The selection of the right polymer chemistry in chemical enhanced oil recovery processes is key to successfully increase oil recovery. To start the screening process, it is necessary to look at minimum 3 parameters including brine composition, reservoir temperature and permeability. In addition to simple rheological tests, it is mandatory to evaluate the long-term and shear stabilities of the polymer candidates to ensure that viscosity is maintained over time at an economical concentration. In few cases, the polymer that yields the best results (especially viscosity yield) at an instant t is not always the best compromise when considering long-term stability or shear sensitivity. This paper aims at providing some guidelines to select the optimum chemistry for a wide range of field conditions.
The resistance of different acrylamide and ATBS-based polymers to salinity and shear is evaluated through viscosity measurements over a wide range of brine compositions. A parameter called R+, that reflects brine hardness, is introduced in this study. Brines considered are either with a constant Total Dissolved Salt (TDS) and varying R+ or different total salinities with a constant R+. This parameter is also used to compare shear resistance of the different polymers.

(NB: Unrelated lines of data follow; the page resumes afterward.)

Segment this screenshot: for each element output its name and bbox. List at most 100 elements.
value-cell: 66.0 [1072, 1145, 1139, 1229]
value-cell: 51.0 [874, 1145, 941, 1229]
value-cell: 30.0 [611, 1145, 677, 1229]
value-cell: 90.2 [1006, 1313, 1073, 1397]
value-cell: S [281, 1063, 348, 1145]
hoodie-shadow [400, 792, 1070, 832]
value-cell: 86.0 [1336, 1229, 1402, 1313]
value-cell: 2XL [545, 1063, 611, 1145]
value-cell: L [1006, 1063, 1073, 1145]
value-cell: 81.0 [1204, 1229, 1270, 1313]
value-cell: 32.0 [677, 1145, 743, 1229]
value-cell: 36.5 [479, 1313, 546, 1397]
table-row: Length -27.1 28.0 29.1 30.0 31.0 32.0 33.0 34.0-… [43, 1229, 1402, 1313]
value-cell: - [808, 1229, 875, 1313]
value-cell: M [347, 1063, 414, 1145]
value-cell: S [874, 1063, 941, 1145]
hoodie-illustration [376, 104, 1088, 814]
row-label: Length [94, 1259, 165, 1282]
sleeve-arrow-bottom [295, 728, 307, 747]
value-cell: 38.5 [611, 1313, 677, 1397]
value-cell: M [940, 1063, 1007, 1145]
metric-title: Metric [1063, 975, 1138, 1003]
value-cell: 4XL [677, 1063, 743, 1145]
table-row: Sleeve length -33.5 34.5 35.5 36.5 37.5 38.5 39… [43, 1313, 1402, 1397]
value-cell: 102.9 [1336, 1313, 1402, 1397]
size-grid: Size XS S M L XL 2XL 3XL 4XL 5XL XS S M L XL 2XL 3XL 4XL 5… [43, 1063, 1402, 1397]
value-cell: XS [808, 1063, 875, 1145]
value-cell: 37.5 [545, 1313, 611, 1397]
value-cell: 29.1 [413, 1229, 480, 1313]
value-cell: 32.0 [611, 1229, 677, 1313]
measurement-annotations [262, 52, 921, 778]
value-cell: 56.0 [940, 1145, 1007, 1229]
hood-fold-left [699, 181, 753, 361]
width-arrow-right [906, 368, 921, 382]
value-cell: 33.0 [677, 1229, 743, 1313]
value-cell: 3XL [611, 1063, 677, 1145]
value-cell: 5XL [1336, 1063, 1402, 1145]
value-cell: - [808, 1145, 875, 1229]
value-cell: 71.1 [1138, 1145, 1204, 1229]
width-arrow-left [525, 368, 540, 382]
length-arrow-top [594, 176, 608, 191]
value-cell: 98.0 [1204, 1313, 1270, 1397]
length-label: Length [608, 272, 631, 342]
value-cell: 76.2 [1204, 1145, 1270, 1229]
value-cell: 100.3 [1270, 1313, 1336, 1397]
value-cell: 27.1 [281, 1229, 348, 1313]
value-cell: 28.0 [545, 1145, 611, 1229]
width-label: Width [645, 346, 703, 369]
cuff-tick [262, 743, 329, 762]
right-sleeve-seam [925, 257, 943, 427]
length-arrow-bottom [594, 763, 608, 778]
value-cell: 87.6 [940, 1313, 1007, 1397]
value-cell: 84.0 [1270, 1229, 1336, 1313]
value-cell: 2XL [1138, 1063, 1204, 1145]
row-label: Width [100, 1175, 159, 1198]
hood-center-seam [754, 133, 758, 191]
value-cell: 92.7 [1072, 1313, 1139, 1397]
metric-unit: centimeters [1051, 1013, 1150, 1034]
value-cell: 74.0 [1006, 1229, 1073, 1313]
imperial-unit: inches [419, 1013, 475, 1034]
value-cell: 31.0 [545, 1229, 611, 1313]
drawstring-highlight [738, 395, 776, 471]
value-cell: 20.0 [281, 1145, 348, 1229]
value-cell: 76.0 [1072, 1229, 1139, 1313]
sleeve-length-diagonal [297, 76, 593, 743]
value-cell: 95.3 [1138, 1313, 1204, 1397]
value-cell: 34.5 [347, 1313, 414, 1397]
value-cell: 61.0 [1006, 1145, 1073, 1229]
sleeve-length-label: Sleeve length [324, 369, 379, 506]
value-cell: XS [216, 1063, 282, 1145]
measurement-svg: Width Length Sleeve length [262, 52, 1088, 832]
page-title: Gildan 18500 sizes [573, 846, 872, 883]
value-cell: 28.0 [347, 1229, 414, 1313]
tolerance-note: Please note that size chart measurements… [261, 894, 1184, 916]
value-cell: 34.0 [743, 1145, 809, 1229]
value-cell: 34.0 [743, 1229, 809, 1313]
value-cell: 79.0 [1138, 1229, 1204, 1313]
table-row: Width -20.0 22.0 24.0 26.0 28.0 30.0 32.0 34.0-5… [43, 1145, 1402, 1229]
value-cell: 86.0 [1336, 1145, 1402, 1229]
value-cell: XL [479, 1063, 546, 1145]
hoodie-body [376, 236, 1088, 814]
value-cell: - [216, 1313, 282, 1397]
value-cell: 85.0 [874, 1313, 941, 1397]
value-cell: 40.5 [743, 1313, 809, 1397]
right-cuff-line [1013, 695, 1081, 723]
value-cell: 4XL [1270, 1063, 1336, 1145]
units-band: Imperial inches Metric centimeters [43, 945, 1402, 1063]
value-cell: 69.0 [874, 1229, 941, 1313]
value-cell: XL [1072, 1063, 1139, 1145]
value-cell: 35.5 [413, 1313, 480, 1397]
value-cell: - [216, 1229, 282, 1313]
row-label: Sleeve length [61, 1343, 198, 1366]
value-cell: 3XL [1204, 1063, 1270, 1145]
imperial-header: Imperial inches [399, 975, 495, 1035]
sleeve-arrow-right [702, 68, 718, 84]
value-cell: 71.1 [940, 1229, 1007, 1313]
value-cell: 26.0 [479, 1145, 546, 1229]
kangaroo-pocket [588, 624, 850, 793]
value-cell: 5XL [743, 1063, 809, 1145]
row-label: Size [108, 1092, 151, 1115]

For all the polymers, there is a threshold value of R+ beyond which viscosity remains constant. Interestingly, this threshold is reached for lower value of R+ for polymers containing ATBS, a monomer also well-known to provide calcium tolerance. Increasing the amount of ATBS yields better tolerance to divalent cations and provides shear resistance. A minimum amount of sulfonated monomer is required to improve the overall stability in complex brines.
Some important guidelines are summarized in this paper that can help screen products among a wide range of reservoir conditions in order to find the most suitable candidate for a chemical enhanced oil recovery project.